I don't believe that you can want to get better enough to make the process any easier. And it sucks, because it doesn't make any sense that you could want to get better and still hate yourself for eating, but as I explained in my last post, nothing about an eating disorder is logical, and I think part of recovery (atleast for me) has included coming to terms with that. I'm never going to make sense of the way my brain works. And wanting to make it work differently, unfortunately, isn't going to do anything. I can (and you can!) still choose to do what will move you forward in recovery even while it's screaming at you.

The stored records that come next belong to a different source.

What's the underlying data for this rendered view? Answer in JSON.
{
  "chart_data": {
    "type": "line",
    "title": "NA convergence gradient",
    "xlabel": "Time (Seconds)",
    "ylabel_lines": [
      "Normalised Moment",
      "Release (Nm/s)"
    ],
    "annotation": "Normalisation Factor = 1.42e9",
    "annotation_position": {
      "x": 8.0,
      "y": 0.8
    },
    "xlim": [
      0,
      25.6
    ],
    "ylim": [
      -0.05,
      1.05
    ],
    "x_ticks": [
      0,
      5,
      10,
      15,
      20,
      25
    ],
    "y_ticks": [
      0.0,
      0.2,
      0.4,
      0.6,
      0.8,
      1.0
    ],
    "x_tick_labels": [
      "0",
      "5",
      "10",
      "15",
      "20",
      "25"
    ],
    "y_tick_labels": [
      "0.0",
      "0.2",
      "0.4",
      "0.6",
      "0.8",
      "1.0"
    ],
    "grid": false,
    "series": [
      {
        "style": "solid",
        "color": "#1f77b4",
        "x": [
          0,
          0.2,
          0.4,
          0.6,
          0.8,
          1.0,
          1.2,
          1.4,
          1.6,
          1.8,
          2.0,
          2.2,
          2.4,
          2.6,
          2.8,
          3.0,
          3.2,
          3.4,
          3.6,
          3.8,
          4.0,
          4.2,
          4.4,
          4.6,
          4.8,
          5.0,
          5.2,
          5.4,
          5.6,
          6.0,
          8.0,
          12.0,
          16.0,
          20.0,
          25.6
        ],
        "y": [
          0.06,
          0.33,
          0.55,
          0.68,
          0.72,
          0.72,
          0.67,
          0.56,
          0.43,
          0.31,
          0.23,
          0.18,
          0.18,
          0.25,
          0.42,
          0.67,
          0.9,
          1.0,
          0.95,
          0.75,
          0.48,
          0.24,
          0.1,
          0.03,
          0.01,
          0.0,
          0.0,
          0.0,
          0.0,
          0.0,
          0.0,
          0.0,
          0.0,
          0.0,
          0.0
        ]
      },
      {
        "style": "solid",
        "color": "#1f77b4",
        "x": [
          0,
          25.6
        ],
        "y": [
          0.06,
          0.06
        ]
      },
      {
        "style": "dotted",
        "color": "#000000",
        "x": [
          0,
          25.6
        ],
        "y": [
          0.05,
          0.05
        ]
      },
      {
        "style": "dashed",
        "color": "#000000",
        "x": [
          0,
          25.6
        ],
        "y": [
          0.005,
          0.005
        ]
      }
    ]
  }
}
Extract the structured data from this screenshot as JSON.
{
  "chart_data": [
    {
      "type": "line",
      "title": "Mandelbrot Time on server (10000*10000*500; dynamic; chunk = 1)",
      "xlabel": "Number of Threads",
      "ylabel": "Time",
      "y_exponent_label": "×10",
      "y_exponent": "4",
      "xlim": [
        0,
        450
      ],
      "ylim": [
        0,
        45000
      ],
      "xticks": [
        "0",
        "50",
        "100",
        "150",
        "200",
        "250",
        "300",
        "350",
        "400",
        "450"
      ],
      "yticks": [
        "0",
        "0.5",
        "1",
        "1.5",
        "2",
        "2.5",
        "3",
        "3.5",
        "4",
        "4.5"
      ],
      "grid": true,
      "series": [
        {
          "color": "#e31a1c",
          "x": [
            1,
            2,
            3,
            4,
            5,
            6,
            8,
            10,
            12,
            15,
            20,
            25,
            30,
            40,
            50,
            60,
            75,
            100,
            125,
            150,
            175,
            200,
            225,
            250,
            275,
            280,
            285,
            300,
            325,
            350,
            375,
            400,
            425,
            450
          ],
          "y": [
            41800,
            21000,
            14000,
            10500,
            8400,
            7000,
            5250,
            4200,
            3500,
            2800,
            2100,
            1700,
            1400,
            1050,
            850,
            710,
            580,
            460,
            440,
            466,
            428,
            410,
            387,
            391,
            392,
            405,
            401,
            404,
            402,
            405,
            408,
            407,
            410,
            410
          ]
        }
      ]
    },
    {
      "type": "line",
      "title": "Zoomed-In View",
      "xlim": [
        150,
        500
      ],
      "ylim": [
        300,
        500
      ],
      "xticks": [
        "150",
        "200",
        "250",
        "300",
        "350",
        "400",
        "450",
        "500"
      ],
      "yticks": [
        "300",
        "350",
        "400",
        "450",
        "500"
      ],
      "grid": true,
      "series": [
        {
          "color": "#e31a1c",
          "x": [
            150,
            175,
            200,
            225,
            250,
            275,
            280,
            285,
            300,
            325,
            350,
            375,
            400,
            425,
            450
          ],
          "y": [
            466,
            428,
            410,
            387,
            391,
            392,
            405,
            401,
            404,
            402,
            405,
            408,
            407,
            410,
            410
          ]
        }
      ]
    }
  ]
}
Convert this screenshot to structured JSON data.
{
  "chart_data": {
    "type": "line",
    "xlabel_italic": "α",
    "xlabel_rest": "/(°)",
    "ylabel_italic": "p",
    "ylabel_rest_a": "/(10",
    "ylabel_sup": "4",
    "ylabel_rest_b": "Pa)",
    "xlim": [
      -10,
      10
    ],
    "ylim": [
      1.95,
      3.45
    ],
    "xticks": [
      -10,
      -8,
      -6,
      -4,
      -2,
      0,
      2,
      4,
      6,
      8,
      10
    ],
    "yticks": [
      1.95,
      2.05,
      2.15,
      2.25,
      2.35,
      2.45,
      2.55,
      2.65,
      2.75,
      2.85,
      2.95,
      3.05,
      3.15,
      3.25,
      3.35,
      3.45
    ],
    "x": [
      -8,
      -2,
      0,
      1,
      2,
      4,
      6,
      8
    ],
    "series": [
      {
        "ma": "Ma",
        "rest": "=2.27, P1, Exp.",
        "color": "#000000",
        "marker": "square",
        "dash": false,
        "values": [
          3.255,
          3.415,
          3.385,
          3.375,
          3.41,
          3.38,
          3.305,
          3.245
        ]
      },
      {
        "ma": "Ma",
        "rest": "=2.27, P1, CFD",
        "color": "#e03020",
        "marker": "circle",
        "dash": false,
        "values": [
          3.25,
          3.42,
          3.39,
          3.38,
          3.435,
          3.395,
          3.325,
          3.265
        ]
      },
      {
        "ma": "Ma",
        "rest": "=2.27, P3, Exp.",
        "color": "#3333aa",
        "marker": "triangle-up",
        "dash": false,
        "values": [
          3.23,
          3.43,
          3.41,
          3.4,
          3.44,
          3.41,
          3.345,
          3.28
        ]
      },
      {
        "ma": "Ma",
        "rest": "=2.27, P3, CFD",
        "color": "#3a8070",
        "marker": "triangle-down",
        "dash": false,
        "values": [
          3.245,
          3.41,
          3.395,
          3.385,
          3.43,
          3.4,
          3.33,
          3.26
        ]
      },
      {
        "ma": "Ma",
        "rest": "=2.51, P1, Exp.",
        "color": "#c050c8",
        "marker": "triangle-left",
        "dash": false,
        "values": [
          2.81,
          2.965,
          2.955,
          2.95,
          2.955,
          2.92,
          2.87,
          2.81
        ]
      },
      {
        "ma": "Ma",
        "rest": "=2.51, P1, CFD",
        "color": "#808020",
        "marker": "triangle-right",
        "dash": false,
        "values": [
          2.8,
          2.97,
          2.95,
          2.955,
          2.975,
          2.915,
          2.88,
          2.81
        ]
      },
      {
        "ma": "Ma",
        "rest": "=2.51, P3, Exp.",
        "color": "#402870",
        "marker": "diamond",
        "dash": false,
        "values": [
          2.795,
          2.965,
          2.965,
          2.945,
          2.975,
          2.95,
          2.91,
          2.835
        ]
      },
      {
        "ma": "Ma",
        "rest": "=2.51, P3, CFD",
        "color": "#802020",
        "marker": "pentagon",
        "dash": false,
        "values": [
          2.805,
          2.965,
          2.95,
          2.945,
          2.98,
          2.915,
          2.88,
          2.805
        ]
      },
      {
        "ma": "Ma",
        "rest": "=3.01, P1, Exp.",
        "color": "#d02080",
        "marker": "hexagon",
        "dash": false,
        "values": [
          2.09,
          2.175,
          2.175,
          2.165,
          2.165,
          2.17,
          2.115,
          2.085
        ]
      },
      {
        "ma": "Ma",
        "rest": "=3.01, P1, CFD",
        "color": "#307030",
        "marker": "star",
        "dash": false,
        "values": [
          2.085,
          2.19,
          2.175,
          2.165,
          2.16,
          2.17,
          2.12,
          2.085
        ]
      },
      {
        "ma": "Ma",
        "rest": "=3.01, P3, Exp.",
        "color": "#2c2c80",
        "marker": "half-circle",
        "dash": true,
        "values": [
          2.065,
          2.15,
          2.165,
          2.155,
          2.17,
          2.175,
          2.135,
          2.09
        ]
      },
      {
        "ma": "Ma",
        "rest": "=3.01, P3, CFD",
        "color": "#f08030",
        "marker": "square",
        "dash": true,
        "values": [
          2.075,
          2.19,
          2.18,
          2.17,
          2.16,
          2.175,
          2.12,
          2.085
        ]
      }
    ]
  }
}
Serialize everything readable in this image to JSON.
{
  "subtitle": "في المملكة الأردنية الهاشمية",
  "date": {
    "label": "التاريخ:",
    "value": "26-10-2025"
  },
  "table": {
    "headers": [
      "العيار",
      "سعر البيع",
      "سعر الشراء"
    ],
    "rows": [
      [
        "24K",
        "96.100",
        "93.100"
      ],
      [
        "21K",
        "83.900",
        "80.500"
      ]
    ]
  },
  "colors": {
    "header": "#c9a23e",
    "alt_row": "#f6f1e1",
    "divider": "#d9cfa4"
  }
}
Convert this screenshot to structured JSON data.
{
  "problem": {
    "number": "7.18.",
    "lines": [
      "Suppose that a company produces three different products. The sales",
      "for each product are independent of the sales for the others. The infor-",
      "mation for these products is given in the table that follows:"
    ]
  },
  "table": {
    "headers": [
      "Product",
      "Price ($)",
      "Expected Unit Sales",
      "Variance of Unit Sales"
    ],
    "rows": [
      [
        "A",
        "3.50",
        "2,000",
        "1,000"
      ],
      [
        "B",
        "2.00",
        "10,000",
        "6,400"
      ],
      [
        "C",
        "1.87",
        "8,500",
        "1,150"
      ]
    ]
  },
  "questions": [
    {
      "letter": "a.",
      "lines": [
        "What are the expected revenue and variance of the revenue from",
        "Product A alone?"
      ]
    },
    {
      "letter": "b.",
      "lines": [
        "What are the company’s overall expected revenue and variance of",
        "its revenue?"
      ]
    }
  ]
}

And I can attest to the fact that while my brain is definitely not my best friend most of the time and I still struggle quite a bit, the act of choosing recovery over the eating disorder has gotten easier with time. I no longer debate with myself for hours over whether or not to eat breakfast in the morning, it's just what I do, sort of like showering or brushing my teeth. Over all, I'm okay. And there are so many things that I can do now that I wouldn't have been able to do before. I can hold a job, I can get to know my co-workers without them needing to know that I ever struggled, I can sit in the kitchen and eat dinner with my family (versus sitting on the roof crying because I thought the calories from their dinner had gotten into the air in my bedroom...), I can go to the mall with my sister, I can go out with friends, I can think about things other than germs and calories and dying. And that makes choosing recovery worth it, even when it feels miserable.

So, to sum it up - you do have to want it. You have to want it enough to make the painful choices that will move you towards it even when everything in you is screaming at you and telling you not to. You can't want it enough to make it go away, but you aren't powerless either, and you never will be.